The code that you have given is a port of PHPASS, specifically the "portable" algorithm. Note the qualification of portable. This will only apply to the phpass library if you pass true as the second constructor parameter. From here on out in this answer, phpass refers ONLY to the portable algorithm, and not the library itself. The library will do bcrypt by default if you do not explicitly specify portable...

The PHPBB team did not develop this themselves (a very good thing), but ported it from phpass directly (arguable).
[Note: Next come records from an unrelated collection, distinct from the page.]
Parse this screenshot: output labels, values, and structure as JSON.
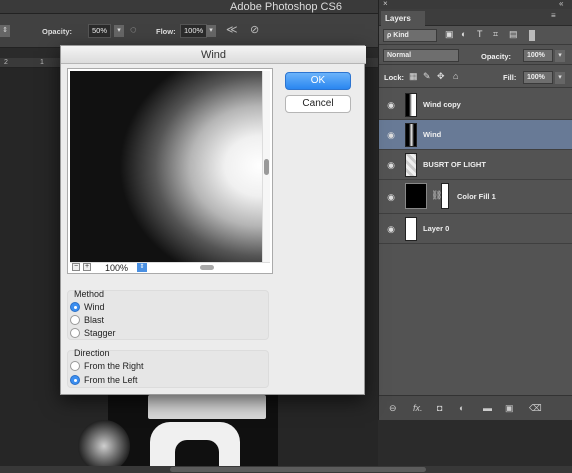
{
  "app": {
    "title": "Adobe Photoshop CS6"
  },
  "options_bar": {
    "opacity_label": "Opacity:",
    "opacity_value": "50%",
    "flow_label": "Flow:",
    "flow_value": "100%",
    "dropdown_arrow": "▾",
    "stepper_arrows": "⇕"
  },
  "ruler": {
    "marks": [
      "2",
      "1"
    ]
  },
  "dialog": {
    "title": "Wind",
    "ok_label": "OK",
    "cancel_label": "Cancel",
    "zoom_out_label": "−",
    "zoom_in_label": "+",
    "zoom_value": "100%",
    "method": {
      "title": "Method",
      "options": [
        {
          "label": "Wind",
          "selected": true
        },
        {
          "label": "Blast",
          "selected": false
        },
        {
          "label": "Stagger",
          "selected": false
        }
      ]
    },
    "direction": {
      "title": "Direction",
      "options": [
        {
          "label": "From the Right",
          "selected": false
        },
        {
          "label": "From the Left",
          "selected": true
        }
      ]
    }
  },
  "layers_panel": {
    "tab_label": "Layers",
    "close_glyph": "×",
    "collapse_glyph": "«",
    "menu_glyph": "≡",
    "kind_label": "ρ Kind",
    "blend_mode": "Normal",
    "opacity_label": "Opacity:",
    "opacity_value": "100%",
    "lock_label": "Lock:",
    "fill_label": "Fill:",
    "fill_value": "100%",
    "layers": [
      {
        "name": "Wind copy",
        "selected": false
      },
      {
        "name": "Wind",
        "selected": true
      },
      {
        "name": "BUSRT OF LIGHT",
        "selected": false
      },
      {
        "name": "Color Fill 1",
        "selected": false
      },
      {
        "name": "Layer 0",
        "selected": false
      }
    ],
    "bottom_icons": [
      "link-icon",
      "fx-icon",
      "mask-icon",
      "adjustment-icon",
      "folder-icon",
      "new-layer-icon",
      "trash-icon"
    ]
  }
}
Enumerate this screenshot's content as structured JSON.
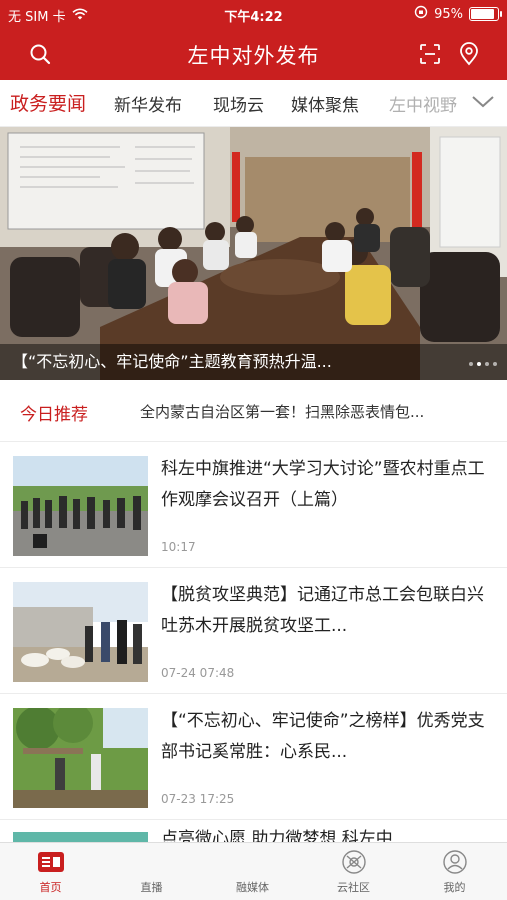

There are a few questions we should ask here:

Is It Bad?

The short answer is no, it's not bad. It offers pretty good security. If you have code on this right now, I wouldn't be in a rush to get off it. It's adequate for most usages. But with that said, there are far better alternatives if you were starting a new project that I wouldn't pick it.

What are some weaknesses?

  • Relative To pbkdf2: The phpass algorithm uses hash() where pbkdf2() uses hash_hmac(). Now, a HMAC runs 2 hashes for every call internally, but the PHP implementation only takes approximately 1.6 times the execution of a single call to hash() (isn't C wonderful?). So we get 2 hashes from hash_hmac in 62% of the time it would take hash() to execute 2 hashes.

    What does that mean? Well, for a given runtime, pbkdf2 will run approximately 37.5% more hashes than the phpass algorithm. More hashes in a given time == good, because it results in more computation being performed.

    So pbkdf2 is approximately 37.5% stronger than phpass when using the same primitive (md5 in this case). But pbkdf2 can also take stronger primitives. So we can use pbkdf2 with sha512 to gain a very significant advantage over the phpass algorithm (mainly because sha512 is a harder algorithm with more computation than md5).

    This means that not only is pbkdf2 able to generate more computations in the same amount of time, it's able to generate harder computations.

    With that said, the difference isn't overly significant. It's very much measurable, and pbkdf2 is definitely "stronger" than phpass.

  • Relative To bcrypt: This is a lot harder of a comparison to make. But let's look at the surface of it. phpass uses md5, and a loop in PHP. pbkdf2 uses any primitive (in C) and a loop in PHP. bcrypt uses a custom algorithm all in C (meaning it's a different algorithm from any available hash). So right of the bat, bcrypt has a significant advantage just do to the fact that the algorithm is all in C. This allows for more "computation" per unit time. Thereby making it a more efficient slow algorithm (more computations in the given runtime).

    But just as important as how many computations it does is the quality of the computations. This could an entire research paper, but in short it comes down to the fact that the computations that bcrypt uses internally are much harder to perform than a normal hash function.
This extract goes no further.